Thanks Qu!
I thought as much from following the mailing list and your great work
over the years!
Would it be possible to get the wiki updated to reflect the current
"real" status?
From Qu's statement and perspective, there's no difference to other
non-BTRFS software RAID56's out there that are marked as stable (except
ZFS).
Also there are no "multiple serious data-loss bugs".
Please do consider my proposal as it will decrease the amount of
incorrect paranoia that exists in the community.
As long as the Wiki properly mentions the current state with the options
for mitigation; like backup power and perhaps RAID1 for metadata or
anything else you believe as appropriate.
Thanks,
DP
On 28/1/19 11:52 am, Qu Wenruo wrote:
On 2019/1/26 下午7:45, DanglingPointer wrote:
Hi All,
For clarity for the masses, what are the "multiple serious data-loss
bugs" as mentioned in the btrfs wiki?
The bullet points on this page:
https://btrfs.wiki.kernel.org/index.php/RAID56
don't enumerate the bugs. Not even in a high level. If anything what
can be closest to a bug or issue or "resilience use-case missing" would
be the first point on that page.
"Parity may be inconsistent after a crash (the "write hole"). The
problem born when after "an unclean shutdown" a disk failure happens.
But these are *two* distinct failures. These together break the BTRFS
raid5 redundancy.

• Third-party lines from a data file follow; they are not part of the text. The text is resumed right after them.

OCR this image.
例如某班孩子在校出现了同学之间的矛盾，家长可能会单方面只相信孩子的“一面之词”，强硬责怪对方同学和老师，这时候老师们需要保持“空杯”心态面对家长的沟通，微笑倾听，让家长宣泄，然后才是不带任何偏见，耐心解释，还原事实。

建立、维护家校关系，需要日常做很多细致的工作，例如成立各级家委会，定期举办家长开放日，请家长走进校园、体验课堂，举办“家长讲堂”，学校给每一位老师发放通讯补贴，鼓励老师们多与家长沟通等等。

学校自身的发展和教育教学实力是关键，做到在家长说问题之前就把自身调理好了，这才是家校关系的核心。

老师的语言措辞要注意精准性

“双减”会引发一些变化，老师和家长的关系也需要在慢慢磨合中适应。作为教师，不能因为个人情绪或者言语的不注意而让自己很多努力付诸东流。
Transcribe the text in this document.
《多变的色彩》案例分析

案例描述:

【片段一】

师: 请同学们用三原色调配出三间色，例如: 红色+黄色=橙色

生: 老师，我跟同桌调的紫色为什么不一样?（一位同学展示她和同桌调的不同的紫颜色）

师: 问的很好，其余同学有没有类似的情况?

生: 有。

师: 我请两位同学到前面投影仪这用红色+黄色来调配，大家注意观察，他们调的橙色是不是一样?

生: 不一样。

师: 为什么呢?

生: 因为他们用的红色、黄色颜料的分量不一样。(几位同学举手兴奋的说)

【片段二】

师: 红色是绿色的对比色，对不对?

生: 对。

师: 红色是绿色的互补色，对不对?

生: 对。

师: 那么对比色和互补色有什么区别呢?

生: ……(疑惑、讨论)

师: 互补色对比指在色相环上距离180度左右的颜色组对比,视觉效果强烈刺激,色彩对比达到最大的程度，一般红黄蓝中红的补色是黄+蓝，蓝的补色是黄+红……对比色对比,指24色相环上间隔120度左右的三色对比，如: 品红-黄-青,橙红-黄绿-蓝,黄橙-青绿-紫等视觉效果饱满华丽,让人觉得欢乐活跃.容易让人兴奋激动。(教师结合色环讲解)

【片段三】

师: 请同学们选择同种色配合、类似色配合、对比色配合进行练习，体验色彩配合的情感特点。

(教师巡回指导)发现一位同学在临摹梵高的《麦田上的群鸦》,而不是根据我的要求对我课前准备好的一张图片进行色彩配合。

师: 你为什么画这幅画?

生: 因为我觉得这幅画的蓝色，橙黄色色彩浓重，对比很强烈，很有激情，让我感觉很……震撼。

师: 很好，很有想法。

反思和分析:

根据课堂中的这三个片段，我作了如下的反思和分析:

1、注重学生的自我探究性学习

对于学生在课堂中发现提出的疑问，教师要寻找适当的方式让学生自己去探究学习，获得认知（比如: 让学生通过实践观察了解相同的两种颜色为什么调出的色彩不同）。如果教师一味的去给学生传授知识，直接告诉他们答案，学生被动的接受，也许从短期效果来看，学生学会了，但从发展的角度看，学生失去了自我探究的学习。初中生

If you run a scrub process after "an unclean shutdown"
(with no disk failure in between) those data which match their checksum
can still be read out while the mismatched data are lost forever."
So in a nutshell; "What are the multiple serious data-loss bugs?".
There used to be two, like scrub racing (minor), and screwing up good
copy when doing recovery (major).
Although these two should already be fixed.
So for current upstream kernel, there should be no major problem despite
write hole.
Thanks,
Qu
If
there aren't any, perhaps updating the wiki should be considered for
something less the "dramatic" .